Krueger, who co-authored a sobering report published last summer on Puerto Rico’s fiscal and economic crisis, stressed the need to establish a legal framework that would enable a comprehensive restructuring of Puerto Rico’s debt.
“With no protection in U.S. bankruptcy law, any group of creditors can take the case for their priority to courts,” said Krueger, who is a senior research professor of international economics at John Hopkins University. “The period in which court proceedings were continuing would be a further period of declining real incomes and continued outmigration…. Puerto Rico’s economic recovery would start from an even worse position than the one it is now in.”
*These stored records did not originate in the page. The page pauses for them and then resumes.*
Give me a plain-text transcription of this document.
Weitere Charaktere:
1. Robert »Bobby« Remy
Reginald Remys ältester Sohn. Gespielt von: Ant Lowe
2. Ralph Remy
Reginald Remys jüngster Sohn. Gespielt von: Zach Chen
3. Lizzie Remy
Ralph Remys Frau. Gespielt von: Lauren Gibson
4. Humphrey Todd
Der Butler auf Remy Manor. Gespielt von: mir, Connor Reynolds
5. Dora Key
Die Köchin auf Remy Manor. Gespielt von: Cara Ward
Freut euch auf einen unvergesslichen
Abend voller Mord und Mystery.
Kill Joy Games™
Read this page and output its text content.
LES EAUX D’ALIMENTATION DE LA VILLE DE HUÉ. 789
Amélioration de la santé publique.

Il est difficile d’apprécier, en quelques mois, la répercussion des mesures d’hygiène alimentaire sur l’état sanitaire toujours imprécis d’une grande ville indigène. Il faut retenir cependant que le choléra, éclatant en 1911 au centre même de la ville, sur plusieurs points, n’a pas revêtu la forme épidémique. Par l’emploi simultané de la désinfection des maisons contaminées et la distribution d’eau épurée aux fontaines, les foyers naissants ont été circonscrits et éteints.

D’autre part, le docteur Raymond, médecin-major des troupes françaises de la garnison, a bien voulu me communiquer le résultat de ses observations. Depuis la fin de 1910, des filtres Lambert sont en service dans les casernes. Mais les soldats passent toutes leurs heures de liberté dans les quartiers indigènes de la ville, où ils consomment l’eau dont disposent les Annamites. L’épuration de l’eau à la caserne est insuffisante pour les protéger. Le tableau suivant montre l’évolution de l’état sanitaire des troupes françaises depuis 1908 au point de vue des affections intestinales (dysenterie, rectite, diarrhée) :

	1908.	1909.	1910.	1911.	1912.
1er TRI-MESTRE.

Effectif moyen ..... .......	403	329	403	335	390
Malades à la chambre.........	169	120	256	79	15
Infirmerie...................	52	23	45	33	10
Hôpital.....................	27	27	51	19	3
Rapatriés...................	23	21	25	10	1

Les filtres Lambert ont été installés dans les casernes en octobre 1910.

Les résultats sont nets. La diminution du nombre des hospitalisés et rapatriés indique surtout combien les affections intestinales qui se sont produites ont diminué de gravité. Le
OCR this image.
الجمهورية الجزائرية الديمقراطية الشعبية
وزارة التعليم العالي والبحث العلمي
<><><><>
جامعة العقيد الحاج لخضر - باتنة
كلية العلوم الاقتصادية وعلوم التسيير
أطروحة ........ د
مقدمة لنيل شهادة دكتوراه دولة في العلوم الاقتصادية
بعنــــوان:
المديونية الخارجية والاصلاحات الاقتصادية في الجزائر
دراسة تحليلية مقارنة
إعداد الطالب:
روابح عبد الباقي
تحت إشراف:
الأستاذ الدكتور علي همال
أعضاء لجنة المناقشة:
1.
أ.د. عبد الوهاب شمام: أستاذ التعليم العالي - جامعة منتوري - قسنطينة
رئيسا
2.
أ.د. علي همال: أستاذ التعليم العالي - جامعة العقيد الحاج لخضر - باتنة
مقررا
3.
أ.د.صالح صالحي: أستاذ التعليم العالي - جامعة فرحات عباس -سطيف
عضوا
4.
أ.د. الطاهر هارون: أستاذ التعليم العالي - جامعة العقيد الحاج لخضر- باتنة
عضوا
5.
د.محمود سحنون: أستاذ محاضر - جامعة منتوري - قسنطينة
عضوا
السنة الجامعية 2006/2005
William M. Isaac, a senior managing director at FTI Consulting, said he was concerned by proposals coming from the Treasury Department that propose a so-called “Super Chapter 9 bankruptcy” or a “Super Control Board” that would provide for the restructuring of all of Puerto Rico’s debt, even its general obligation (GO) debt, which is protected by the Puerto Rico Constitution. Currently, no state has the ability to restructure its own general obligation or debt.
“Granting this power to Puerto Rico, or to a ‘Super Control Board’ created by Congress, would be unprecedented and would have far-reaching implications, including raising the costs of borrowing for the fifty states,” Isaac added. “Don’t let the stink spread; if we change bankruptcy rules, it takes us down a road we don’t want to go on.”
Juan Carlos Batlle, who presided the Government Development Bank (GDB) under the administration of former Puerto Rico Gov. Luis Fortuño, agreed on having Chapter 9 protection and a federal oversight board. He also coincided with Isaac on the potential danger of extending bankruptcy protection to GO bonds. “The bond market doesn’t like surprises,” said Batlle, who is a senior managing director at CPG Island Servicing. “Introducing an unfamiliar mechanism would upset a very stable market and set a dangerous precedent.”During the hearing’s question and answer period, Batlle’s interactions with members of Congress proved somewhat contentious, with Puerto Rico-born Rep. Lydia Velázquez (D-NY) being particularly pointed in her remarks. “Mr. Battle, you were in charge of the GDB, and during that time, the debt doubled,” she said at one point.
Various other members of Congress, among them Rep. Mick Mulvaney (R-SC), challenged the hearing’s witnesses. “The Treasury would prioritize pensioners [in the disbursement of funds] before bondholders; that is not fair,” Mulvaney said. “Also, some debt revolves around the island’s electric utility, which has not raised its rates on people since 1989. Overall, this looks to me like a bailout.”
To this, Moody’s Zandi responded that “the pain would be more distributed around the globe for bondholders; meanwhile, pensioners are sitting right there on the island.” Krueger also reminded Mulvaney that electricity rates are nonetheless among the highest in the U.S., costing about 27 cents per kilowatt-hour.
Rep. Bruce Poliquin, a Republican congressman from Maine, took the island’s political class to task for the crisis. “There’s been reckless behavior in this territory,” he said. “There had to be incentives, political or otherwise, to increase the island’s debt to unsustainable levels. Right now, senior citizens in my constituency own Puerto Rico debt, and stand to lose their savings. Any solution that Congress will come up with has got to include a structural fix, so this situation doesn’t happen again.”